Is a 79-year-old debutant novelist (but a highly successful writer in other fields) deluding himself and wasting his time trying to get an agent or a publisher interested in his work, even if he’s fit, healthy and energetic, and has one novel completed and two well on the way? Or should he go straight into self-publishing? I’ve said “he” because I’m a man, but obviously it could also apply to a woman. (I’m not talking about vanity-publishing: I first saw my name in print 50 years ago, and have more than 30 books with my name on the cover.)
Friday, 27 July 2012
DEAR CRABBIT - too old to debut?
The short answer is that if the book is good enough and a publisher believes it has a sufficient market and wants to publish it, the publisher will do so. And, for the same reason, an agent could be interested. (It's true that an agent needs a career out of you - but you could have another 20 years or more of writing!)

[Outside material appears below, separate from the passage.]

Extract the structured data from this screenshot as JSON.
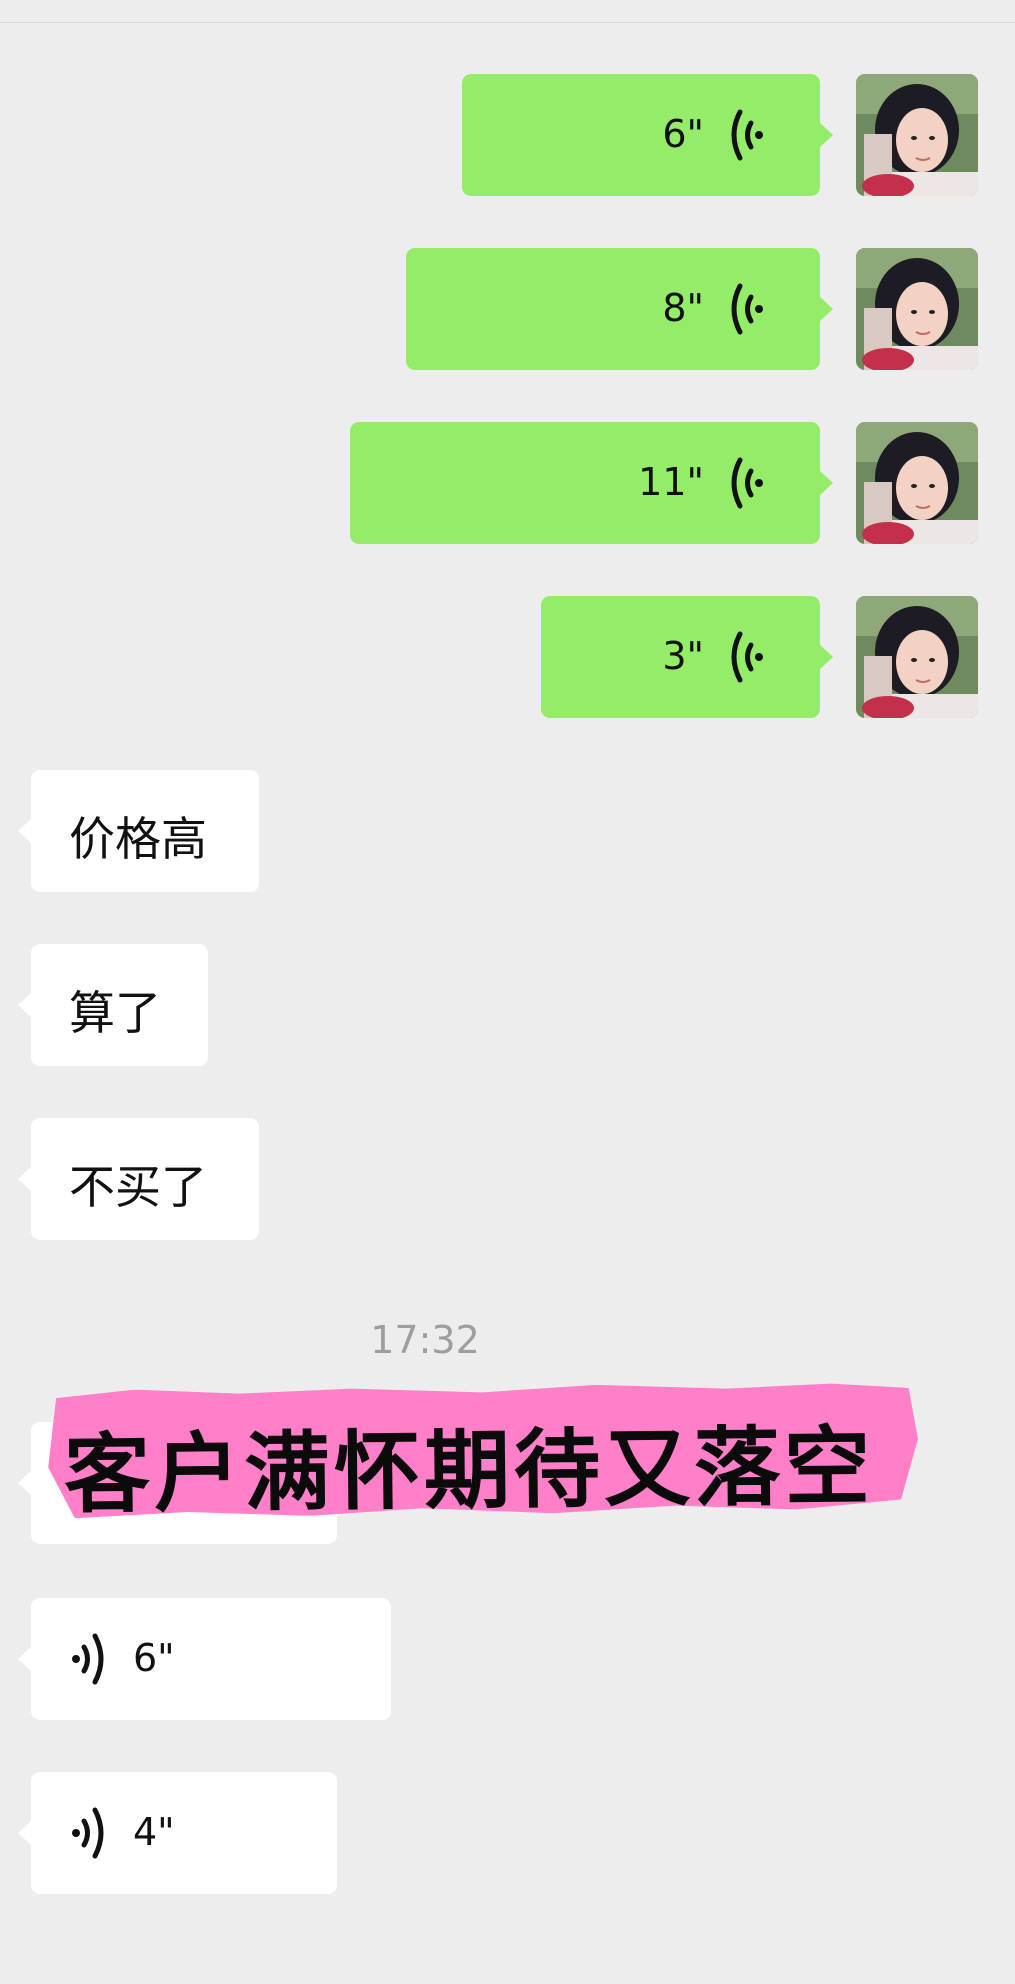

It's true that it may have to be even better and more marketable than if you were 29 or even 49. On the other hand, at the commissioning stage no one needs necessarily know your age. (Although in your specific case they probably will because you'll be telling them about your previous work.)
There are advantages to being young and fit and having a long career ahead of you, but the absence of those conditions does not create an insurmountable barrier to publication. It does raise the bar, though. With some publishers and agents perhaps more than others.
However, since you don't crave publication for the "having your name on the cover" reason, I also think you should look seriously at self-publishing anyway, depending on the type of novel. You could have a lot of fun and a lot of success. I know you are already active on Twitter and ready to engage in that side of things. And you already have credibility as a published writer.
You have a choice - and that's good!